Но хуже всех приходилось Аттику. Деловой, практичный, собранный Аттик давно уже сделался ангелом-хранителем Цицерона и его семьи. Узнав об изгнании Цицерона, Аттик тут же полетел в Рим, чтобы сделать все для спасения несчастного друга. В то же время он писал Цицерону, удержал его от самоубийства, утешал, подбадривал, заботился о его семье. Ему даже удавалось выкроить время, чтобы ненадолго навестить друга. А Цицерон вел себя как капризный больной ребенок и, сам того не понимая, мучил свою многотерпеливую няньку. То он требовал, чтобы Атгик все бросил и мчался к нему; то заклинал не отходить от Туллии и Теренции; то говорил, что все его покинули и Аттик разлюбил; то грозился покончить с собой; то горько упрекал друга, что он обрек его на постылую жизнь; то требовал утешений и спрашивал, отчего Аттик так холоден, а когда тот принимался его утешать, с раздражением обрывал его, говоря, что он убит — к чему теперь пустые слова. Атгик, у которого голова от всего этого шла кругом, попытался прибегнуть к строгости — он говорил, что настоящий мужчина, настоящий римлянин не должен так падать духом. Но Цицерон отвечал, что тот только и может, что упрекать его. Наконец Аттик бросил все и помчался к другу. Он смог провести с ним всего несколько дней, а потом вновь понесся в Рим по его же делам. А вслед ему полетело письмо: «Конечно, если бы была хоть крошечная надежда на мое спасение, ты при твоей любви ко мне не бросил бы меня в такую минуту (уж прости меня, пожалуйста, за эти слова)» (Att., III, 25).

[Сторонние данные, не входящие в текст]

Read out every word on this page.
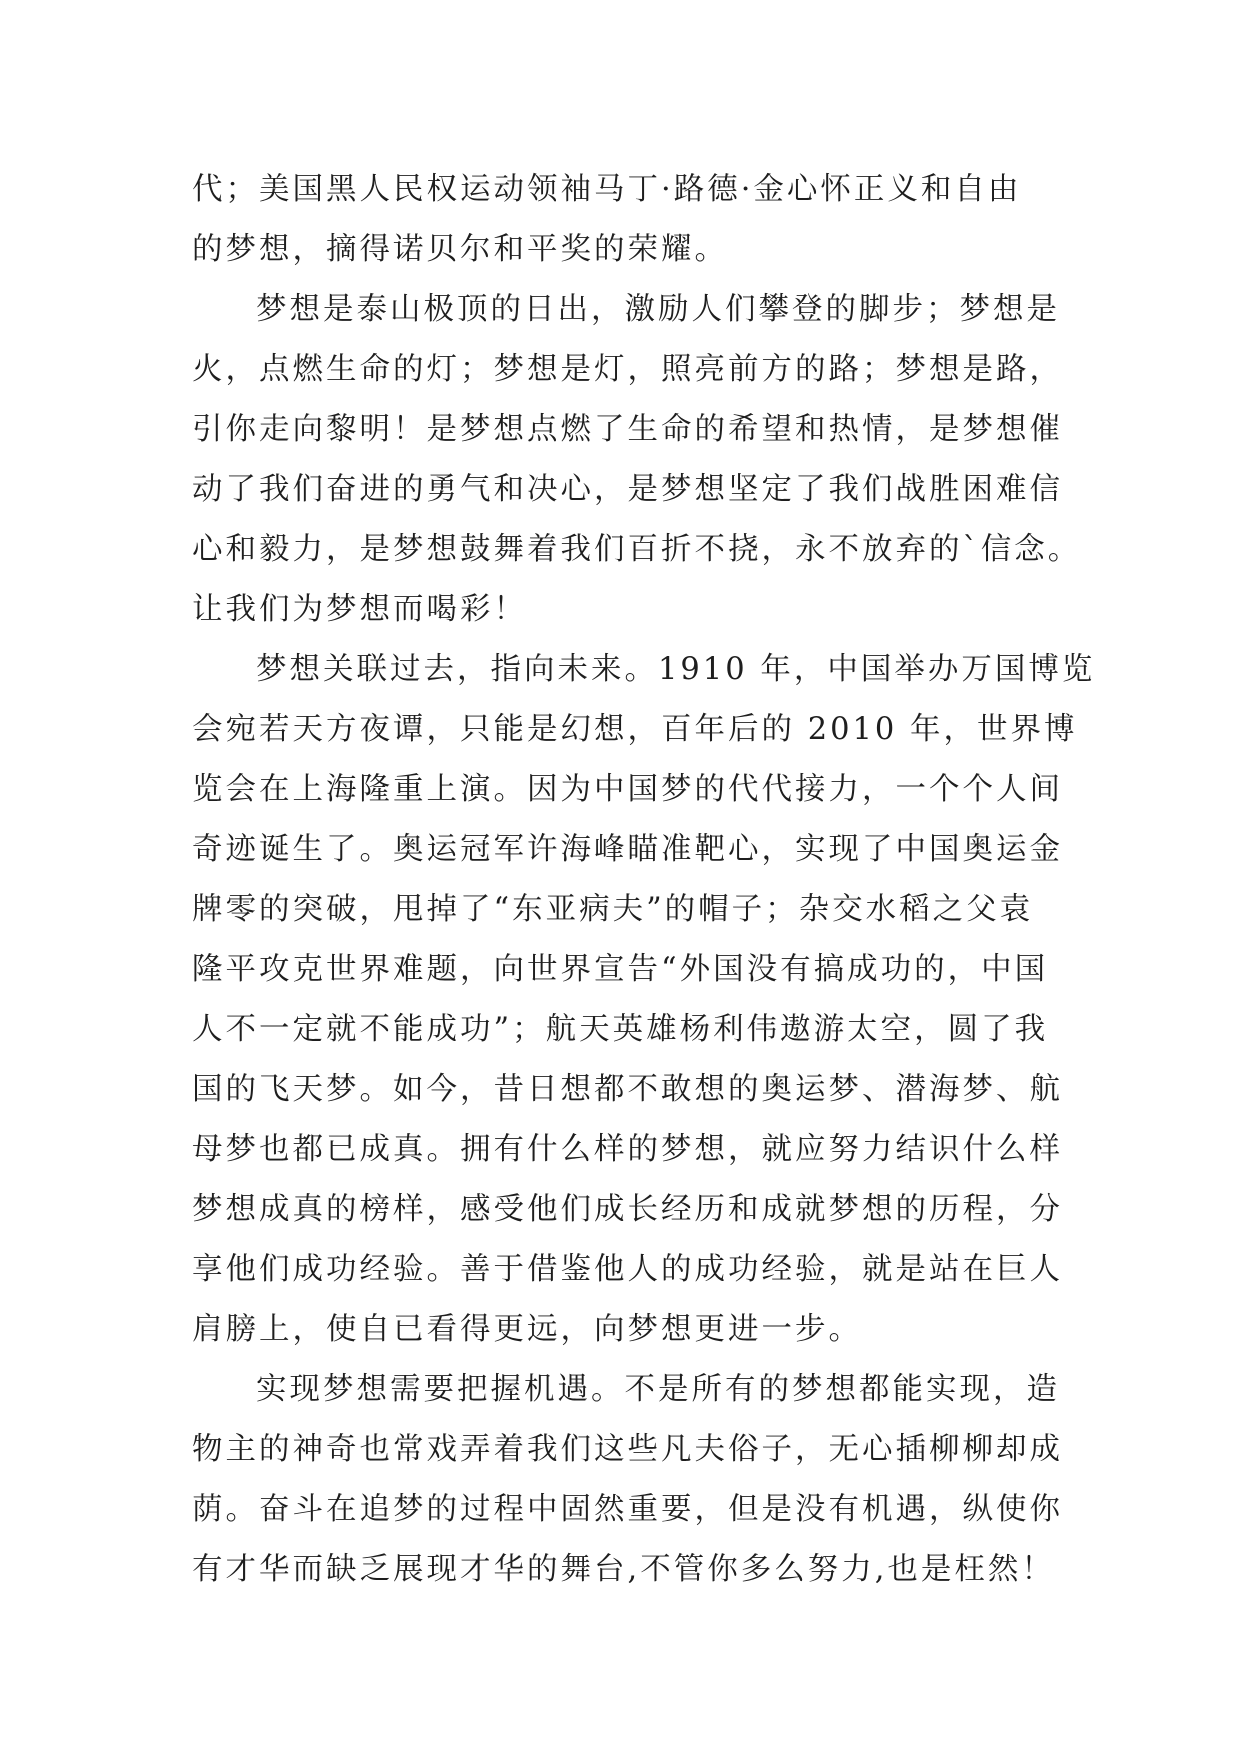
代；美国黑人民权运动领袖马丁·路德·金心怀正义和自由
的梦想，摘得诺贝尔和平奖的荣耀。
梦想是泰山极顶的日出，激励人们攀登的脚步；梦想是
火，点燃生命的灯；梦想是灯，照亮前方的路；梦想是路，
引你走向黎明！是梦想点燃了生命的希望和热情，是梦想催
动了我们奋进的勇气和决心，是梦想坚定了我们战胜困难信
心和毅力，是梦想鼓舞着我们百折不挠，永不放弃的`信念。
让我们为梦想而喝彩！
梦想关联过去，指向未来。1910 年，中国举办万国博览
会宛若天方夜谭，只能是幻想，百年后的 2010 年，世界博
览会在上海隆重上演。因为中国梦的代代接力，一个个人间
奇迹诞生了。奥运冠军许海峰瞄准靶心，实现了中国奥运金
牌零的突破，甩掉了“东亚病夫”的帽子；杂交水稻之父袁
隆平攻克世界难题，向世界宣告“外国没有搞成功的，中国
人不一定就不能成功”；航天英雄杨利伟遨游太空，圆了我
国的飞天梦。如今，昔日想都不敢想的奥运梦、潜海梦、航
母梦也都已成真。拥有什么样的梦想，就应努力结识什么样
梦想成真的榜样，感受他们成长经历和成就梦想的历程，分
享他们成功经验。善于借鉴他人的成功经验，就是站在巨人
肩膀上，使自已看得更远，向梦想更进一步。
实现梦想需要把握机遇。不是所有的梦想都能实现，造
物主的神奇也常戏弄着我们这些凡夫俗子，无心插柳柳却成
荫。奋斗在追梦的过程中固然重要，但是没有机遇，纵使你
有才华而缺乏展现才华的舞台,不管你多么努力,也是枉然！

Осенью Цицерон вдруг сорвался с места. На сей раз никакие уговоры не помогали. Он твердил, что едет в Эпир к Аттику. Но вместо Эпира он почему-то поехал в Диррахиум. Жители сразу полюбили своего гостя и взяли на себя все заботы о нем. Этот Диррахиум находился на самом берегу моря. Узкий пролив отделял его от Италии. Вот почему сюда как магнитом тянуло Цицерона. Он мог с утра до вечера вглядываться в туманную даль, надеясь увидеть хотя бы очертания вожделенного берега. Настала зима. За ней весна, лето. Уже второе лето Цицерон проводил на чужбине. Он отправил Аттику последнее дошедшее до нас письмо: «Я вижу, что погиб безвозвратно. Умоляю тебя, не оставь моих близких среди этих бед» (Att., III, 27).

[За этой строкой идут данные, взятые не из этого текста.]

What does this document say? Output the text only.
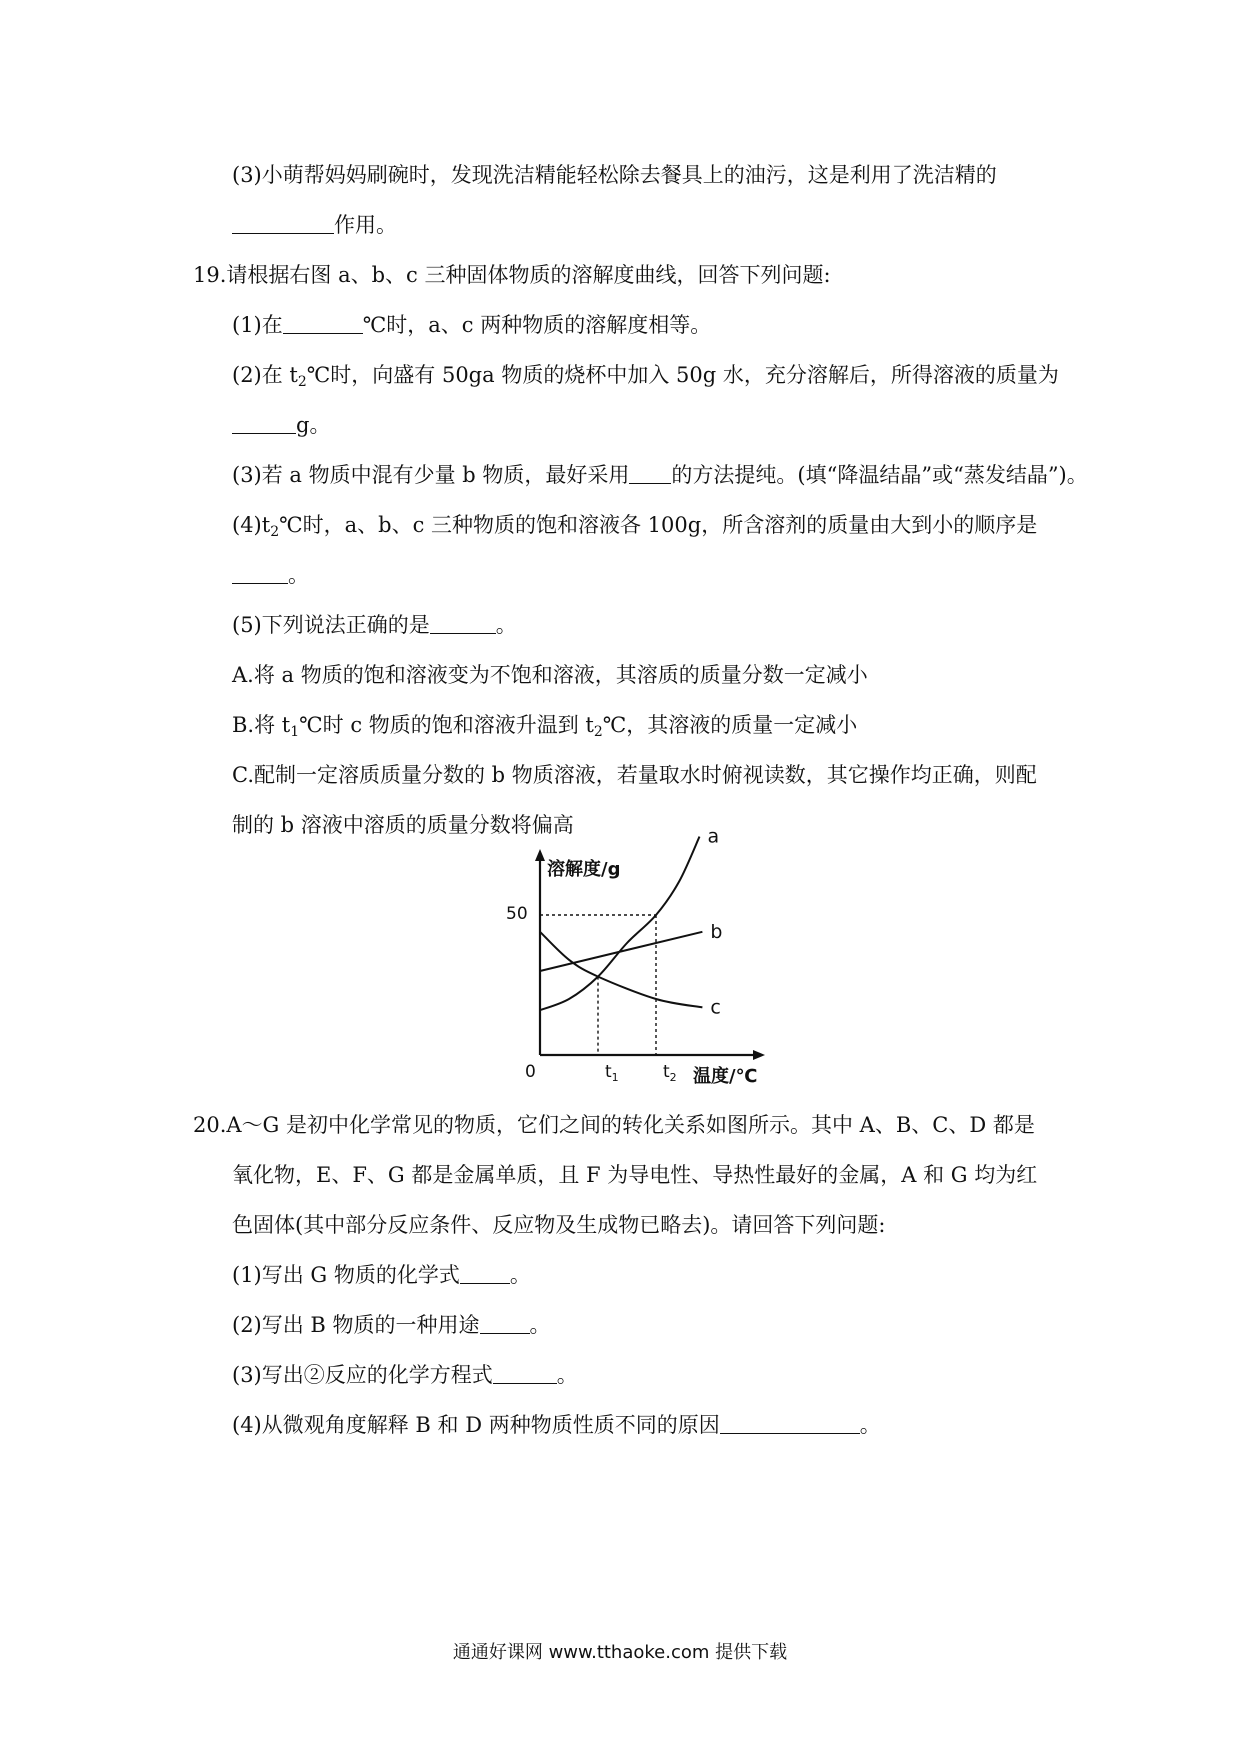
(3)小萌帮妈妈刷碗时，发现洗洁精能轻松除去餐具上的油污，这是利用了洗洁精的
作用。
19.请根据右图 a、b、c 三种固体物质的溶解度曲线，回答下列问题:
(1)在	℃时，a、c 两种物质的溶解度相等。
(2)在 $t_2℃$时，向盛有 50ga 物质的烧杯中加入 50g 水，充分溶解后，所得溶液的质量为
g。
(3)若 a 物质中混有少量 b 物质，最好采用 的方法提纯。(填“降温结晶”或“蒸发结晶”)。
$(4)t_2℃$时，a、b、c 三种物质的饱和溶液各 100g，所含溶剂的质量由大到小的顺序是
。
(5)下列说法正确的是	。
A.将 a 物质的饱和溶液变为不饱和溶液，其溶质的质量分数一定减小
B.将 $t_1℃$时 c 物质的饱和溶液升温到 $t_2℃$，其溶液的质量一定减小
C.配制一定溶质质量分数的 b 物质溶液，若量取水时俯视读数，其它操作均正确，则配
制的 b 溶液中溶质的质量分数将偏高	a
b
c
溶解度/g
温度/℃
0
50
$t_1$	$t_2$
20.A～G 是初中化学常见的物质，它们之间的转化关系如图所示。其中 A、B、C、D 都是
氧化物，E、F、G 都是金属单质，且 F 为导电性、导热性最好的金属，A 和 G 均为红
色固体(其中部分反应条件、反应物及生成物已略去)。请回答下列问题:
(1)写出 G 物质的化学式 。
(2)写出 B 物质的一种用途 。
(3)写出②反应的化学方程式	。
(4)从微观角度解释 B 和 D 两种物质性质不同的原因	。
通通好课网 www.tthaoke.com 提供下载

В то время как он отправлял это письмо, в Риме происходили совершенно неожиданные события.
В городе установилась диктатура банд Клодия. Цицерон впоследствии сравнивал их с шайкой пиратов, а Республику — с мирным кораблем; воспользовавшись штормом, пираты берут несчастное судно на абордаж. «Среди мрака, слепых туч и бури, которая обрушилась на Республику, ты оттолкнул от руля сенат, сбросил за борт народ, а сам ты, капитан пиратов, поплыл со своей преступной шайкой на веслах», — говорил он Клодию (Pro dom., 24).В городе творилось нечто невообразимое. Уголовники носились по улицам с мечами и факелами в руках; они поджигали дома неугодных людей, а граждан забрасывали камнями. Мирные жители со слезами смотрели, как клодианцы сжигают дома. Клодий сжег даже храм Нимф, где хранились государственные архивы. Город был на осадном положении. Суды закрылись. На Форум никто не спускался — там хозяйничали убийцы. Часто граждане запирались в домах и дрожали, слыша свист и улюлюканье проносившихся мимо бандитов. Вдобавок ко всему подскочили цены на хлеб и начался голод (Cic. Sest., 53; 73; Post red., 6; 7; Att., IV, 3, 2; Mil., 73; Pro dom., 17).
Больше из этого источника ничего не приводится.